Dependence on timestamp quality: Season and time period depend on timestamps, which may be problematic for irregularly sampled sequences.
Retrieval cost scales with history: Stride-1 sliding windows create large \(N\), making retrieval overhead linear with training size; approximate nearest neighbor search might be needed for very large histories.

vs RAFT: RAFT uses multi-periodicity for retrieval but remains numerical-only. SERAF's semantic path consistently improves over RAFT on ETT datasets.
vs TRACE (Multimodal): TRACE relies on aligning external text with time series, which is inefficient.
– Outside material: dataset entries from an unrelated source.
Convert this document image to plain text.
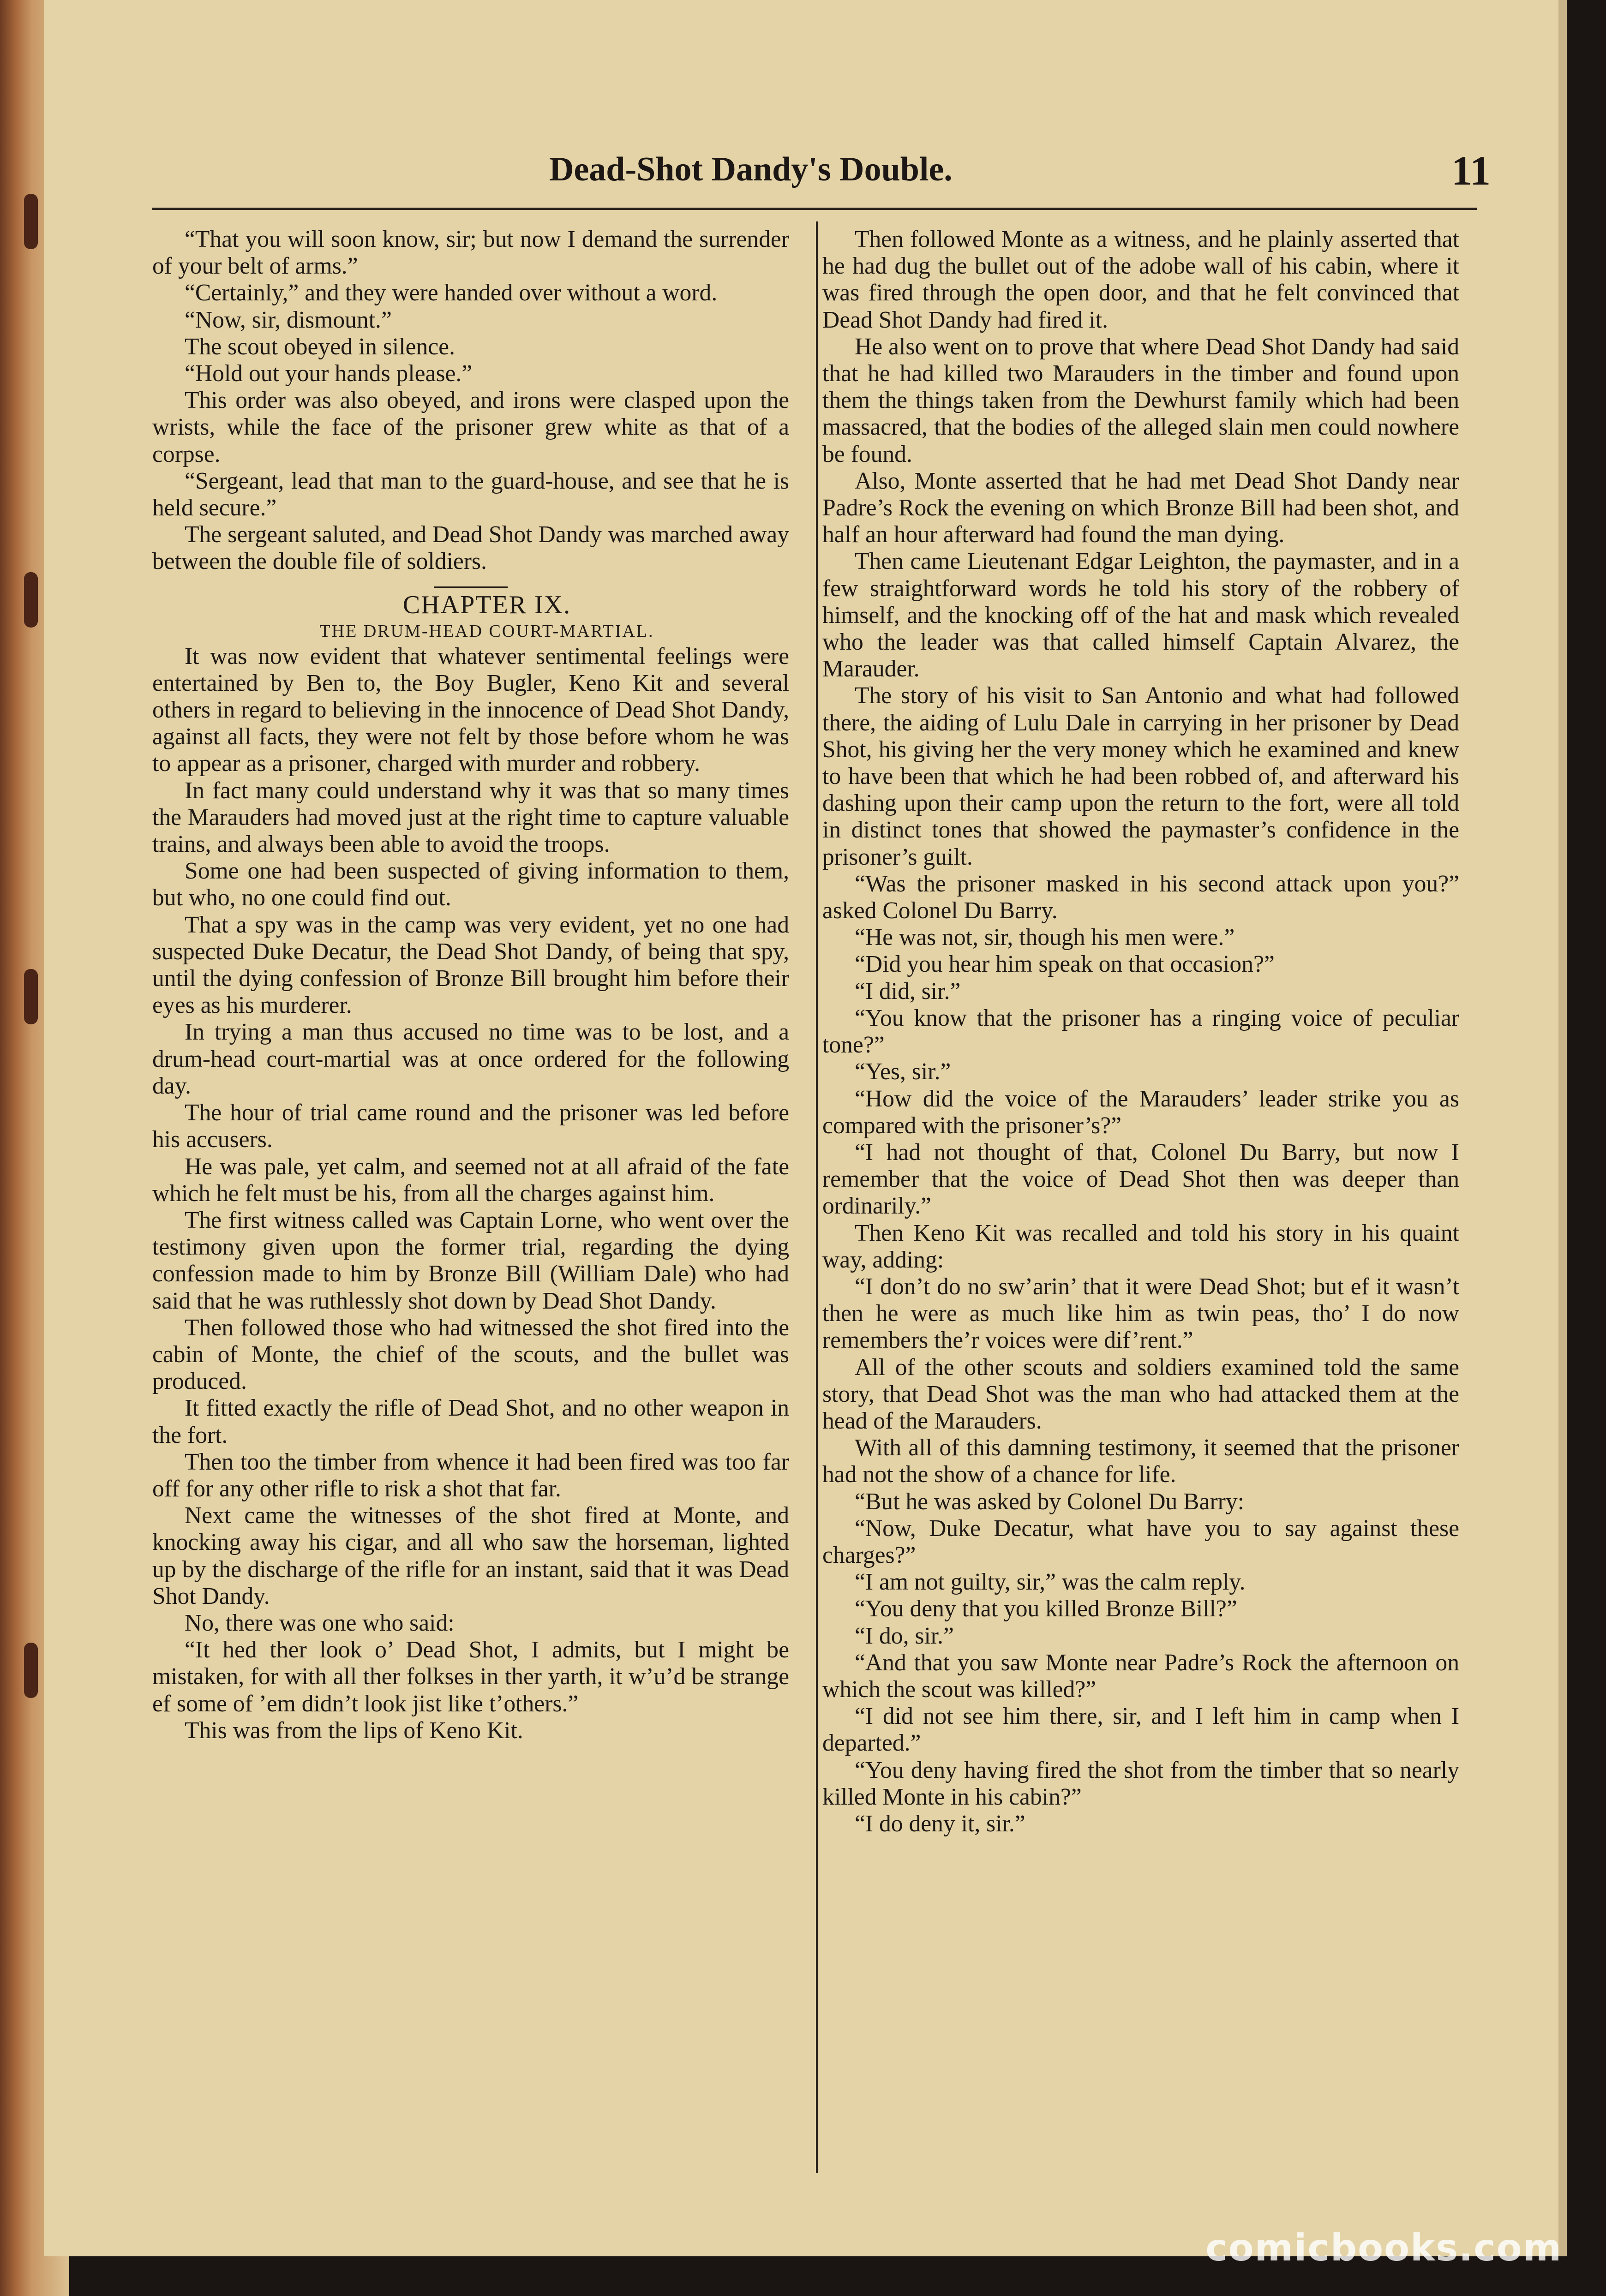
Dead-Shot Dandy's Double.	11

“That you will soon know, sir; but now I demand the surrender of your belt of arms.”

“Certainly,” and they were handed over without a word.

“Now, sir, dismount.”

The scout obeyed in silence.

“Hold out your hands please.”

This order was also obeyed, and irons were clasped upon the wrists, while the face of the prisoner grew white as that of a corpse.

“Sergeant, lead that man to the guard-house, and see that he is held secure.”

The sergeant saluted, and Dead Shot Dandy was marched away between the double file of soldiers.

CHAPTER IX.

THE DRUM-HEAD COURT-MARTIAL.

It was now evident that whatever sentimental feelings were entertained by Ben to, the Boy Bugler, Keno Kit and several others in regard to believing in the innocence of Dead Shot Dandy, against all facts, they were not felt by those before whom he was to appear as a prisoner, charged with murder and robbery.

In fact many could understand why it was that so many times the Marauders had moved just at the right time to capture valuable trains, and always been able to avoid the troops.

Some one had been suspected of giving information to them, but who, no one could find out.

That a spy was in the camp was very evident, yet no one had suspected Duke Decatur, the Dead Shot Dandy, of being that spy, until the dying confession of Bronze Bill brought him before their eyes as his murderer.

In trying a man thus accused no time was to be lost, and a drum-head court-martial was at once ordered for the following day.

The hour of trial came round and the prisoner was led before his accusers.

He was pale, yet calm, and seemed not at all afraid of the fate which he felt must be his, from all the charges against him.

The first witness called was Captain Lorne, who went over the testimony given upon the former trial, regarding the dying confession made to him by Bronze Bill (William Dale) who had said that he was ruthlessly shot down by Dead Shot Dandy.

Then followed those who had witnessed the shot fired into the cabin of Monte, the chief of the scouts, and the bullet was produced.

It fitted exactly the rifle of Dead Shot, and no other weapon in the fort.

Then too the timber from whence it had been fired was too far off for any other rifle to risk a shot that far.

Next came the witnesses of the shot fired at Monte, and knocking away his cigar, and all who saw the horseman, lighted up by the discharge of the rifle for an instant, said that it was Dead Shot Dandy.

No, there was one who said:

“It hed ther look o’ Dead Shot, I admits, but I might be mistaken, for with all ther folkses in ther yarth, it w’u’d be strange ef some of ’em didn’t look jist like t’others.”

This was from the lips of Keno Kit.

Then followed Monte as a witness, and he plainly asserted that he had dug the bullet out of the adobe wall of his cabin, where it was fired through the open door, and that he felt convinced that Dead Shot Dandy had fired it.

He also went on to prove that where Dead Shot Dandy had said that he had killed two Marauders in the timber and found upon them the things taken from the Dewhurst family which had been massacred, that the bodies of the alleged slain men could nowhere be found.

Also, Monte asserted that he had met Dead Shot Dandy near Padre’s Rock the evening on which Bronze Bill had been shot, and half an hour afterward had found the man dying.

Then came Lieutenant Edgar Leighton, the paymaster, and in a few straightforward words he told his story of the robbery of himself, and the knocking off of the hat and mask which revealed who the leader was that called himself Captain Alvarez, the Marauder.

The story of his visit to San Antonio and what had followed there, the aiding of Lulu Dale in carrying in her prisoner by Dead Shot, his giving her the very money which he examined and knew to have been that which he had been robbed of, and afterward his dashing upon their camp upon the return to the fort, were all told in distinct tones that showed the paymaster’s confidence in the prisoner’s guilt.

“Was the prisoner masked in his second attack upon you?” asked Colonel Du Barry.

“He was not, sir, though his men were.”

“Did you hear him speak on that occasion?”

“I did, sir.”

“You know that the prisoner has a ringing voice of peculiar tone?”

“Yes, sir.”

“How did the voice of the Marauders’ leader strike you as compared with the prisoner’s?”

“I had not thought of that, Colonel Du Barry, but now I remember that the voice of Dead Shot then was deeper than ordinarily.”

Then Keno Kit was recalled and told his story in his quaint way, adding:

“I don’t do no sw’arin’ that it were Dead Shot; but ef it wasn’t then he were as much like him as twin peas, tho’ I do now remembers the’r voices were dif’rent.”

All of the other scouts and soldiers examined told the same story, that Dead Shot was the man who had attacked them at the head of the Marauders.

With all of this damning testimony, it seemed that the prisoner had not the show of a chance for life.

“But he was asked by Colonel Du Barry:

“Now, Duke Decatur, what have you to say against these charges?”

“I am not guilty, sir,” was the calm reply.

“You deny that you killed Bronze Bill?”

“I do, sir.”

“And that you saw Monte near Padre’s Rock the afternoon on which the scout was killed?”

“I did not see him there, sir, and I left him in camp when I departed.”

“You deny having fired the shot from the timber that so nearly killed Monte in his cabin?”

“I do deny it, sir.”

comicbooks.com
SERAF is a lighter, self-contained alternative.
vs Time-LLM / GPT4TS: These use LLMs to understand single sequences; SERAF uses text to index and retrieve history, representing a different architectural role for language.

Rating¶

Novelty: ⭐⭐⭐⭐ Self-generated text for semantic retrieval with zero external dependency is a clean, new perspective.
Experimental Thoroughness: ⭐⭐⭐ Strong results on seven datasets, though more detailed ablation numbers would be beneficial.
Writing Quality: ⭐⭐⭐⭐ Logical flow and clear correspondence between formulas and modules.
Value: ⭐⭐⭐⭐ Lightweight and scalable; highly practical for non-stationary time series.